Sunday, August 26, 2007

Long and Variable Lags

I wrote this in a comment to a post on Economist’s View, but it’s sufficiently critical to my world-view to deserve a post of its own in my blog. The launching point is a Vox EU piece by Tito Boeri and Luigi Guiso, in which they denominate three causes underlying the current financial crisis:
  • The low financial literacy of US households;
  • The financial innovation that has resulted in the massive securitisation of illiquid assets; and
  • The low interest rate policy followed by Alan Greenspan’s Fed from 2001 to 2004,
of which the third is “by far the most important.”

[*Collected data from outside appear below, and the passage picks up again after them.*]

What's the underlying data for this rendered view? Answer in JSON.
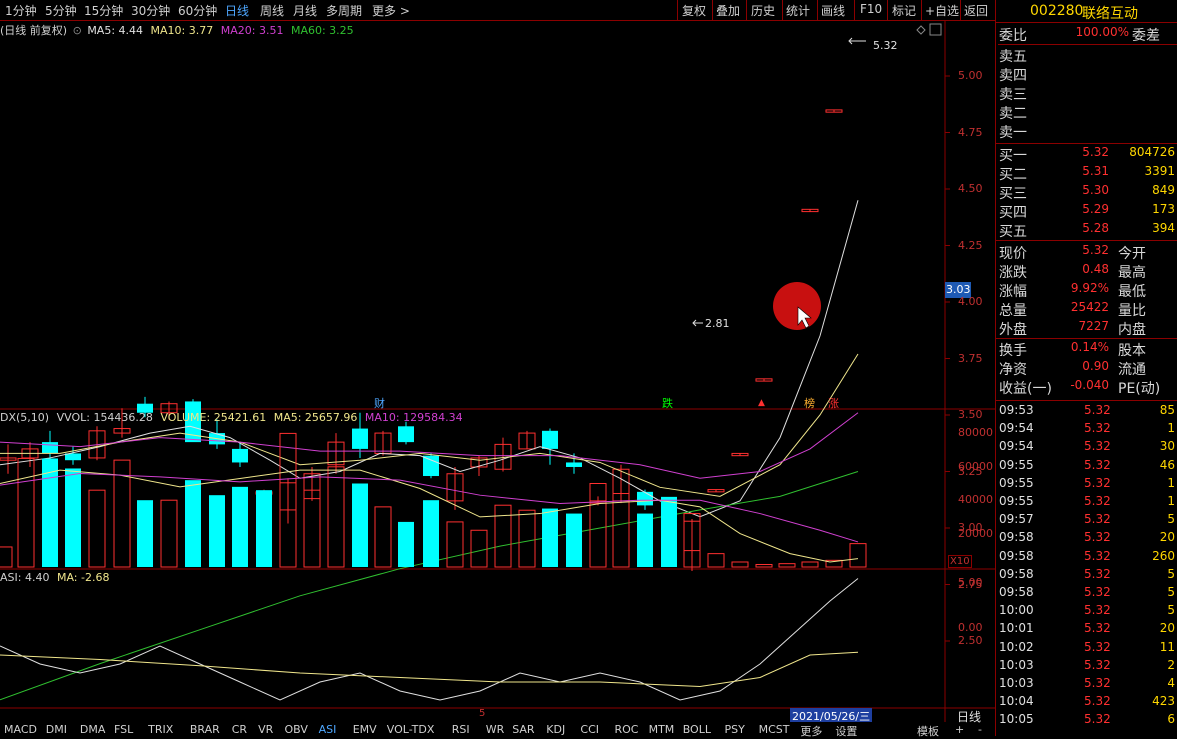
{
  "topbar": {
    "periods": [
      "1分钟",
      "5分钟",
      "15分钟",
      "30分钟",
      "60分钟",
      "日线",
      "周线",
      "月线",
      "多周期",
      "更多 >"
    ],
    "active_period": "日线",
    "tools": [
      "复权",
      "叠加",
      "历史",
      "统计",
      "画线",
      "F10",
      "标记",
      "+自选",
      "返回"
    ]
  },
  "main": {
    "title": "(日线 前复权)",
    "ma5": "MA5: 4.44",
    "ma10": "MA10: 3.77",
    "ma20": "MA20: 3.51",
    "ma60": "MA60: 3.25",
    "y_ticks": [
      "5.00",
      "4.75",
      "4.50",
      "4.25",
      "4.00",
      "3.75",
      "3.50",
      "3.25",
      "3.00",
      "2.75",
      "2.50"
    ],
    "high_label": "5.32",
    "low_label": "2.81",
    "current_price_tag": "3.03",
    "event_labels": [
      "财",
      "跌",
      "榜",
      "涨"
    ],
    "colors": {
      "up": "#ff3030",
      "down": "#00ffff",
      "ma5": "#e0e0e0",
      "ma10": "#f0e68c",
      "ma20": "#d040d0",
      "ma60": "#30c030"
    }
  },
  "volume": {
    "title": "DX(5,10)",
    "vvol": "VVOL: 154436.28",
    "volume": "VOLUME: 25421.61",
    "ma5": "MA5: 25657.96",
    "ma10": "MA10: 129584.34",
    "y_ticks": [
      "80000",
      "60000",
      "40000",
      "20000"
    ],
    "unit": "X10"
  },
  "asi": {
    "title": "ASI: 4.40",
    "ma": "MA: -2.68",
    "y_ticks": [
      "5.00",
      "0.00"
    ]
  },
  "date_label": "2021/05/26/三",
  "period_tag": "日线",
  "bottom_tabs": [
    "MACD",
    "DMI",
    "DMA",
    "FSL",
    "TRIX",
    "BRAR",
    "CR",
    "VR",
    "OBV",
    "ASI",
    "EMV",
    "VOL-TDX",
    "RSI",
    "WR",
    "SAR",
    "KDJ",
    "CCI",
    "ROC",
    "MTM",
    "BOLL",
    "PSY",
    "MCST",
    "更多",
    "设置"
  ],
  "active_tab": "ASI",
  "bottom_right": [
    "模板",
    "+",
    "-"
  ],
  "stock": {
    "code": "002280",
    "name": "联络互动"
  },
  "order_book": {
    "weibi_label": "委比",
    "weibi_value": "100.00%",
    "weicha_label": "委差",
    "sells": [
      "卖五",
      "卖四",
      "卖三",
      "卖二",
      "卖一"
    ],
    "buys": [
      {
        "label": "买一",
        "price": "5.32",
        "vol": "804726"
      },
      {
        "label": "买二",
        "price": "5.31",
        "vol": "3391"
      },
      {
        "label": "买三",
        "price": "5.30",
        "vol": "849"
      },
      {
        "label": "买四",
        "price": "5.29",
        "vol": "173"
      },
      {
        "label": "买五",
        "price": "5.28",
        "vol": "394"
      }
    ]
  },
  "quote": [
    {
      "k": "现价",
      "v": "5.32",
      "k2": "今开"
    },
    {
      "k": "涨跌",
      "v": "0.48",
      "k2": "最高"
    },
    {
      "k": "涨幅",
      "v": "9.92%",
      "k2": "最低"
    },
    {
      "k": "总量",
      "v": "25422",
      "k2": "量比"
    },
    {
      "k": "外盘",
      "v": "7227",
      "k2": "内盘"
    },
    {
      "k": "换手",
      "v": "0.14%",
      "k2": "股本"
    },
    {
      "k": "净资",
      "v": "0.90",
      "k2": "流通"
    },
    {
      "k": "收益(一)",
      "v": "-0.040",
      "k2": "PE(动)"
    }
  ],
  "ticks": [
    {
      "t": "09:53",
      "p": "5.32",
      "v": "85"
    },
    {
      "t": "09:54",
      "p": "5.32",
      "v": "1"
    },
    {
      "t": "09:54",
      "p": "5.32",
      "v": "30"
    },
    {
      "t": "09:55",
      "p": "5.32",
      "v": "46"
    },
    {
      "t": "09:55",
      "p": "5.32",
      "v": "1"
    },
    {
      "t": "09:55",
      "p": "5.32",
      "v": "1"
    },
    {
      "t": "09:57",
      "p": "5.32",
      "v": "5"
    },
    {
      "t": "09:58",
      "p": "5.32",
      "v": "20"
    },
    {
      "t": "09:58",
      "p": "5.32",
      "v": "260"
    },
    {
      "t": "09:58",
      "p": "5.32",
      "v": "5"
    },
    {
      "t": "09:58",
      "p": "5.32",
      "v": "5"
    },
    {
      "t": "10:00",
      "p": "5.32",
      "v": "5"
    },
    {
      "t": "10:01",
      "p": "5.32",
      "v": "20"
    },
    {
      "t": "10:02",
      "p": "5.32",
      "v": "11"
    },
    {
      "t": "10:03",
      "p": "5.32",
      "v": "2"
    },
    {
      "t": "10:03",
      "p": "5.32",
      "v": "4"
    },
    {
      "t": "10:04",
      "p": "5.32",
      "v": "423"
    },
    {
      "t": "10:05",
      "p": "5.32",
      "v": "6"
    }
  ]
}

So far I don’t particularly disagree, but Boeri and Guiso are then quick to paint Alan Greenspan, along with “the Keynesian sirens” whose song he chose to follow, as the villains in this matter. In my own view,
If there was a monetary policy mistake in 2002-2003, the mistake was a failure to anticipate the lag between policy action and results. When a monetary stimulus is transmitted through the housing market, the lags are apparently longer than the typical lags associated with monetary policy historically. Greenspan kept easing because he wasn’t seeing results from his earlier easing, and in retrospect, it appears that he just wasn’t waiting long enough for those results.

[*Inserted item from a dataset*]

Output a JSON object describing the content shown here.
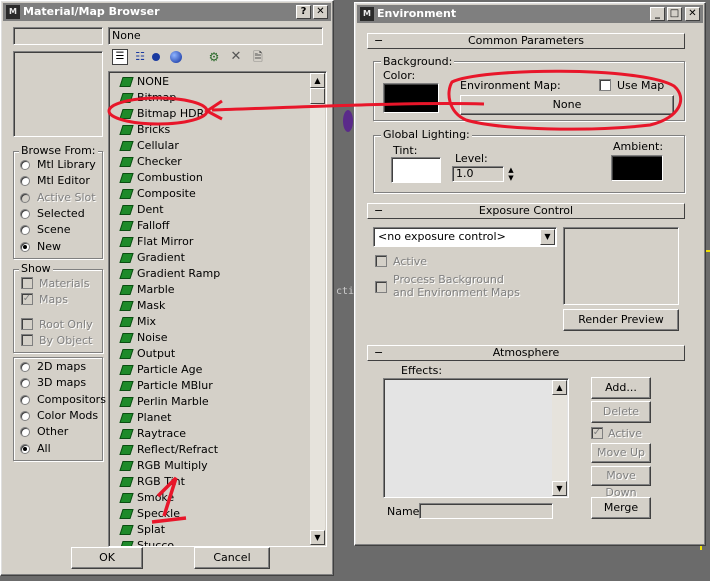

If that was the mistake, then Bernanke may have made the same mistake in the other direction (and if so, he is apparently still making it). The housing bust that is taking place today is more or less a deliberate result of policy: the Fed wanted to slow down the economy, and the only way they could do it was to put the brakes on the housing market. Bernanke kept tightening in the first half of 2006 because he wasn’t seeing results from Greenspan’s earlier tightening (because the housing market was still booming, or it had just begun to slow down, and the macroeconomic effects weren’t yet apparent). Starting in the second half of 2006, Bernanke got what he was looking for: the monetary tightening from 2004 and 2005 finally was affecting economic growth.

If we look at the time lag from the beginning of the tightening (June 2004) to the point where the effect was first apparent (July 2006), it suggests that about half the impact of the tightening has yet to be felt. (Apply the same time lag to the end of the tightening, June 2006, and it suggests a peak effect starting in July 2008.) The hope, I suppose, is that we haven’t yet, even now, seen the full effect of Greenspan's original loosening outside the housing market, and that the residual effect of the loosening will counterbalance the effect of the tightening via the housing market. (For example, the dollar seems to have weakened very slowly, and we are beginning to see the effects on the trade balance.) When I think about it, that scenario seems pretty optimistic. It seems more likely that Bernanke has indeed repeated Greenspan’s mistake in reverse.
From this passage, it may begin to become clear what I meant when I said, “The Fed should encourage the continuation of a housing boom (or something of that nature).” I realize that, at the peak of the boom, the stimulus was stronger than what the US economy needed, but the policy today seems to be one of keeping interest rates high enough to erase, ultimately, a large part of the boom, perhaps bringing the US economy back to where it was in mid-2004. (Even that is only if we assume no overshoot on the downside. And the current financial crisis is already laying the groundwork for just such an overshoot.).

I guess some economists were perfectly happy with 2004, but I certainly wasn’t: the unemployment rate was 5.6% in June 2004; by a typical recent estimate, that’s almost a full percentage point above the natural rate. (The Philadelphia Fed’s most recent Survey of Professional Forecasters puts the median natural rate estimate at 4.65%. Anyone who has been following this blog since the beginning will know that I put the natural rate even lower.) So, while I don’t think the Fed should try to bring back the boom conditions of early 2006, I also don’t think it should deliberately “puncture” the “bubble.” Scrape off the froth, but don’t pour half the beverage down the drain.